Seeing Another World (known in the past as Out of This World in some territories) arrive on Xbox One in its 20th anniversary incarnation was an interesting exercise for me as it was a game I knew of back when my Atari ST was my primary gaming and computing machinery but at that time I never got around to playing it.
The game had quite the pedigree too being developed by Eric Chahi who had been the artist for Delphine Software’s previous hit, the graphical adventure Future Wars. Seeing as that game was also highly regarded for its visuals there was little doubt that gamers would not be short changed with his new game, especially as he would also be taking up the programming duties in addition to the art.
It was hard not to notice it though as the graphics at the time were an absolute standout. My main exposure then was through a demo of the game’s opening cinematic which showcased the fascinating polygonal based animation system that created a level of fluidity rarely seen in games on a platform more geared towards sprite based games. Launching first on the ST and Amiga in 1991 there was very little like it at the time that could compare on a visual level. This was the kind of stuff that you’d later see in Flash games.

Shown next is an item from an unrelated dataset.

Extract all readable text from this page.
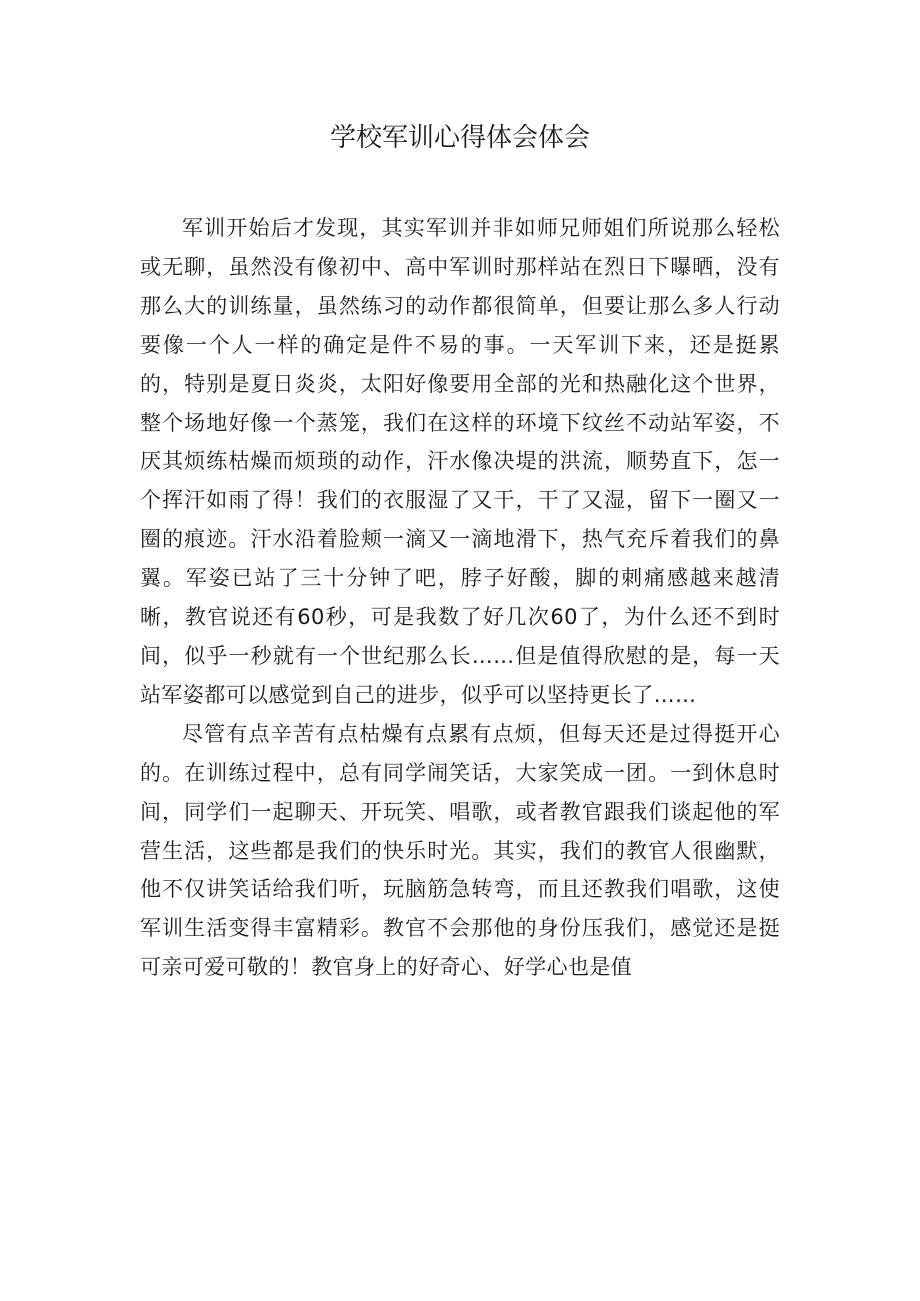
学校军训心得体会体会

军训开始后才发现，其实军训并非如师兄师姐们所说那么轻松或无聊，虽然没有像初中、高中军训时那样站在烈日下曝晒，没有那么大的训练量，虽然练习的动作都很简单，但要让那么多人行动要像一个人一样的确定是件不易的事。一天军训下来，还是挺累的，特别是夏日炎炎，太阳好像要用全部的光和热融化这个世界，整个场地好像一个蒸笼，我们在这样的环境下纹丝不动站军姿，不厌其烦练枯燥而烦琐的动作，汗水像决堤的洪流，顺势直下，怎一个挥汗如雨了得！我们的衣服湿了又干，干了又湿，留下一圈又一圈的痕迹。汗水沿着脸颊一滴又一滴地滑下，热气充斥着我们的鼻翼。军姿已站了三十分钟了吧，脖子好酸，脚的刺痛感越来越清晰，教官说还有60秒，可是我数了好几次60了，为什么还不到时间，似乎一秒就有一个世纪那么长……但是值得欣慰的是，每一天站军姿都可以感觉到自己的进步，似乎可以坚持更长了……

尽管有点辛苦有点枯燥有点累有点烦，但每天还是过得挺开心的。在训练过程中，总有同学闹笑话，大家笑成一团。一到休息时间，同学们一起聊天、开玩笑、唱歌，或者教官跟我们谈起他的军营生活，这些都是我们的快乐时光。其实，我们的教官人很幽默，他不仅讲笑话给我们听，玩脑筋急转弯，而且还教我们唱歌，这使军训生活变得丰富精彩。教官不会那他的身份压我们，感觉还是挺可亲可爱可敬的！教官身上的好奇心、好学心也是值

Now that I’m seeing it on modern platforms it did raise the concern that it might be remastered just for the sake of it but it seems that the work done has been very mindful of that with options to use a “classic” low resolution version and sound effects/music. For all intents and purposes though this appears to be very much the same game many people would remember from 1991… for better or worse.
The game puts you in the shoes of Lester Chaykin, a scientist who is caught in the middle of a particle accelerator accident and is literally transported to another world from which he must learne to survive in. Gameplay is a platformer much like classic Prince of Persia in that your character has a specific move set that they use to get through the environment. But where that game really gels in how the player’s movement is applied, Another World can at times be frustrating because positioning your character to navigate some areas is not always easy.
In addition, combat can be a button mashing nightmare that is further compounded by having three different firing modes tied to how long you hold the button down. It’s worth mentioning that the original game was played on computers that used single button joysticks so this multitasking of a button press is totally understandable and it would likely require a lot of rebalancing of the game if the actions were assigned to their own buttons on modern controllers.
Though the controls can be harsh, probably my biggest gripe with the game is the checkpoint system which is inconsistent in when it works and for a game where trial and error is a major part of it you need it to be more prolific in its use. Having to repeat some sections that require arcade reflexes time and time again due to a death several screens later is not fun.
The game itself will at most take an hour or two to play through and once it’s done you are unlikely to need to return to it unless you’re wanting to knock over any remaining achievements which are easy enough to earn. Yes, we’re talking an easy 1000 gamerscore here. Unlike more recent titles of a similar vein such as Inside, there’s no secret areas here for you to discover on subsequent play throughs.
In terms of presentation, Another World continues to excel in the visual department and could just as easily be a modern indie title. The graphical style of the characters combined with the enhanced backgrounds of the remaster have done a lot to keep the visuals fresh. However the game’s mechanics have not held up as well and might feel lacking for modern gamers. As a result it might now be considered more of a curiosity purchase; an early attempt at cinematic storytelling that was combined with (then) innovative technologies that would later become a staple of future games.
Another World 20th Anniversary Edition is out now on PC, Xbox One and PlayStation 4.